Restait, parmi beaucoup d’autres, une question d’importance : la presse gratuite est-elle installée définitivement dans le paysage médiatique ? On sait que la perte de lectorat (hormis quelques exceptions) de la presse quotidienne « payante » ne date pas d’hier. Certes, la tendance ne s’est pas non plus inversée depuis l’arrivée des gratuits. On sait aussi que beaucoup de titres de PQR, dont La Voix du Nord, avaient eu une réaction défensive en créant leur propre titre. Ils donnaient ainsi l’impression d’espérer que la concurrence finirait par jeter l’éponge (3). La stratégie semble pourtant avoir été revue. Le réseau Villes Plus (regroupant Lille Plus, Lyon Plus, Marseille Plus, Bordeaux 7 et Montpellier Plus) s’est ainsi adossé au gratuit Matin Plus, créé à Paris (dans la douleur) par le groupe Bolloré et Le Monde. Le but est de récupérer des budgets publicitaires nationaux, qui leur faisaient défaut jusqu’à maintenant. L’avenir dira si cela suffira pour rendre bénéficiaires des titres ayant affiché des déficits conséquents, de plus d’un million d’euros pour Lille Plus par exemple.

Ludovic FINEZ

(1) La notion de gratuité de la presse mériterait à elle seule une analyse plus approfondie. Cette « gratuité » s’adosse en effet aux budgets publicitaires décrochés par ces journaux. Ces budgets ne naissent pas de nulle part. Quelque part, le consommateur des produits en question finance la presse « gratuite ». Tout comme la presse « payante » d’ailleurs, mais d’une façon moindre puisque celle-ci tire aussi une part de ses recettes des ventes. Quant à certains titres, en particulier la presse engagée, ils diffusent très peu de publicité. Parler de « presse payante » et de « presse non-payante » serait peut-être plus adapté.

(2) Deux rencontres de ce type ont déjà été organisées au Club de la presse, avec les journalistes radio (lire l’article), puis les journalistes « Culture » (lire l’article). Lundi 2 avril, ce sera au tour des journalistes de télévision.

(3) Dans une interview donnée en 2004 au quotidien La Croix, André Soleau, à l’époque Pdg de La Voix du Nord, expliquait : « Lille-Plus est un exemple de réponse à la sortie des autres gratuits, afin d’occuper l’espace vital de la publicité ». « Distiller auprès du grand public l’idée que l’information est gratuite me paraît dangereux, avouait-il même de façon surprenante. Mais nous ne pouvions rester sans réaction. » « Il n’y a pas de place pour trois gratuits sur la métropole lilloise », concluait-il.

Des tirages de 55 000 à 70 000 exemplaires

La création de Lille Plus et l’arrivée à Lille de 20 Minutes et de Metro se sont jouées à quelques semaines près, il y a exactement trois ans.
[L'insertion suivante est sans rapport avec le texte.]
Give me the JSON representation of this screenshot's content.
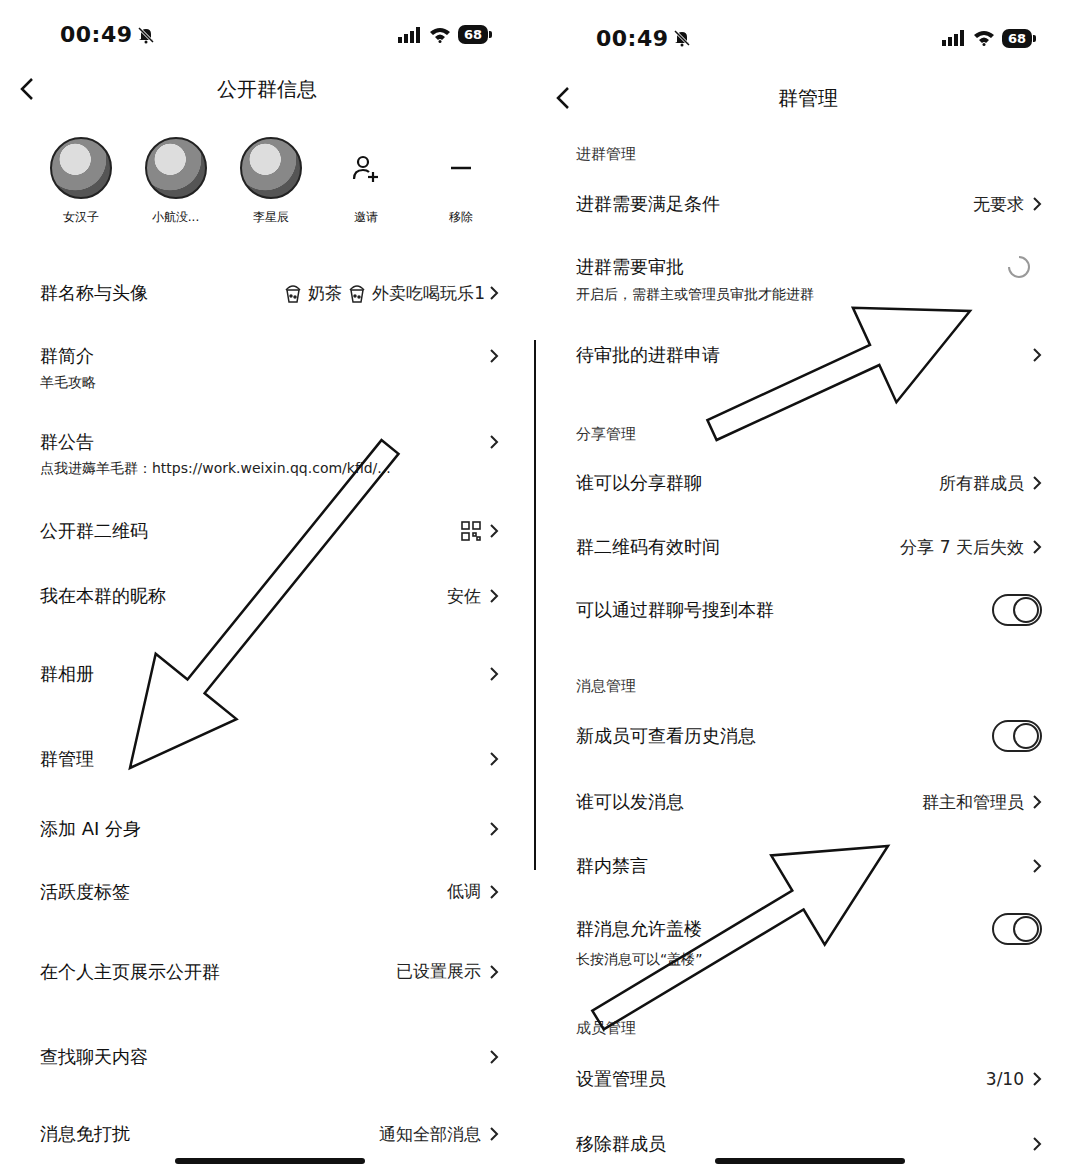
{
  "left": {
    "status_bar": {
      "time": "00:49",
      "battery": "68"
    },
    "header": {
      "title": "公开群信息"
    },
    "members": [
      {
        "name": "女汉子",
        "kind": "avatar"
      },
      {
        "name": "小航没...",
        "kind": "avatar"
      },
      {
        "name": "李星辰",
        "kind": "avatar"
      },
      {
        "name": "邀请",
        "kind": "invite"
      },
      {
        "name": "移除",
        "kind": "remove"
      }
    ],
    "rows": [
      {
        "kind": "name",
        "label": "群名称与头像",
        "value_parts": [
          "奶茶",
          "外卖吃喝玩乐1"
        ]
      },
      {
        "kind": "link",
        "label": "群简介",
        "sublabel": "羊毛攻略"
      },
      {
        "kind": "link",
        "label": "群公告",
        "sublabel": "点我进薅羊毛群：https://work.weixin.qq.com/kfid/..."
      },
      {
        "kind": "qr",
        "label": "公开群二维码"
      },
      {
        "kind": "link",
        "label": "我在本群的昵称",
        "value": "安佐"
      },
      {
        "kind": "link",
        "label": "群相册"
      },
      {
        "kind": "link",
        "label": "群管理"
      },
      {
        "kind": "link",
        "label": "添加 AI 分身"
      },
      {
        "kind": "link",
        "label": "活跃度标签",
        "value": "低调"
      },
      {
        "kind": "link",
        "label": "在个人主页展示公开群",
        "value": "已设置展示"
      },
      {
        "kind": "link",
        "label": "查找聊天内容"
      },
      {
        "kind": "link",
        "label": "消息免打扰",
        "value": "通知全部消息"
      }
    ]
  },
  "right": {
    "status_bar": {
      "time": "00:49",
      "battery": "68"
    },
    "header": {
      "title": "群管理"
    },
    "rows": [
      {
        "kind": "section",
        "label": "进群管理"
      },
      {
        "kind": "link",
        "label": "进群需要满足条件",
        "value": "无要求"
      },
      {
        "kind": "spinner",
        "label": "进群需要审批",
        "sublabel": "开启后，需群主或管理员审批才能进群"
      },
      {
        "kind": "link",
        "label": "待审批的进群申请"
      },
      {
        "kind": "section",
        "label": "分享管理"
      },
      {
        "kind": "link",
        "label": "谁可以分享群聊",
        "value": "所有群成员"
      },
      {
        "kind": "link",
        "label": "群二维码有效时间",
        "value": "分享 7 天后失效"
      },
      {
        "kind": "toggle",
        "label": "可以通过群聊号搜到本群",
        "on": true
      },
      {
        "kind": "section",
        "label": "消息管理"
      },
      {
        "kind": "toggle",
        "label": "新成员可查看历史消息",
        "on": true
      },
      {
        "kind": "link",
        "label": "谁可以发消息",
        "value": "群主和管理员"
      },
      {
        "kind": "link",
        "label": "群内禁言"
      },
      {
        "kind": "toggle",
        "label": "群消息允许盖楼",
        "sublabel": "长按消息可以“盖楼”",
        "on": true
      },
      {
        "kind": "section",
        "label": "成员管理"
      },
      {
        "kind": "link",
        "label": "设置管理员",
        "value": "3/10"
      },
      {
        "kind": "link",
        "label": "移除群成员"
      }
    ]
  }
}
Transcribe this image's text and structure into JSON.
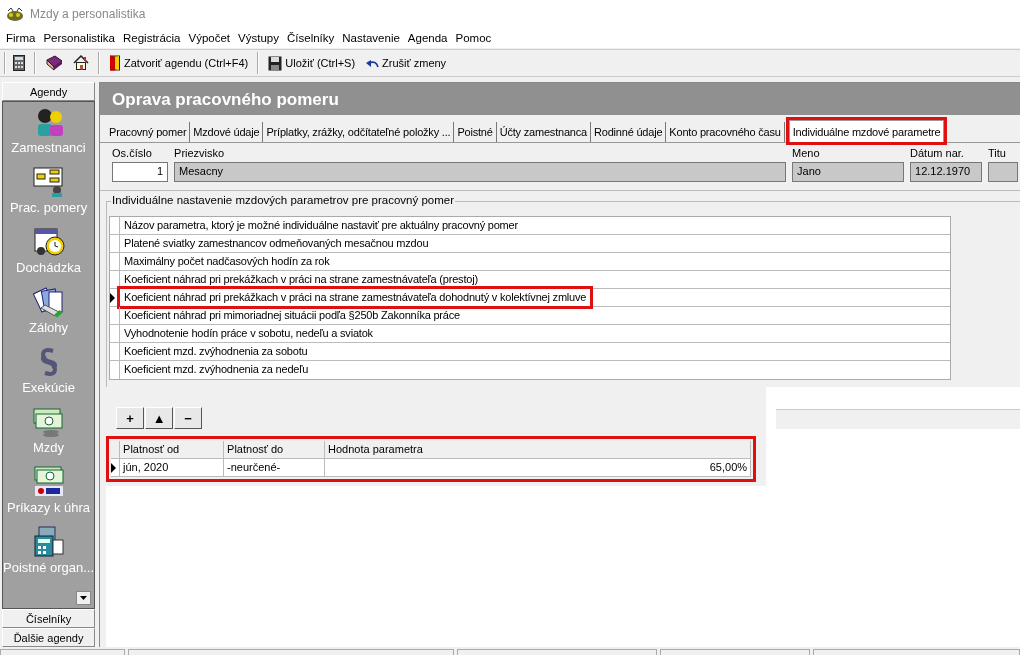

A l’époque, La Lettre du Club de la presse titrait d’ailleurs : « Trois prétendants pour une même cible ». Avec un tirage de départ de 65 000 exemplaires, l’édition lilloise de 20 Minutes atteint aujourd’hui les 70 000. Chaque jour, trois à cinq pages sont assurées par la rédaction lilloise, qui compte trois permanents, ainsi qu’une équipe de journalistes pigistes : trois photographes et une dizaine de rédacteurs. Metro, lui, tire à 60 000 exemplaires. Son équipe lilloise compte deux rédacteurs permanents, pour deux pages quotidiennes. Quant à Lille Plus, il tire à 55 000 exemplaires, pour une équipe de quatre journalistes. L’équipe, installée à Roubaix, réalise deux pages d’informations générales « Lille Métropole », une page et demie sur les sorties et prend part aux pages « Sports ». Concernant la diffusion, une remarque s’impose. Par définition, ces quotidiens ne peuvent que donner des chiffres de tirage (1). Or, bien souvent, en fin de journée (hormis peut-être pour 20 Minutes), certains présentoirs du métro restent bien garnis.

L. F.

(1) Pour la presse « payante », l’organisme agréé (OJD) collecte les chiffres de diffusion totale et de diffusion payée.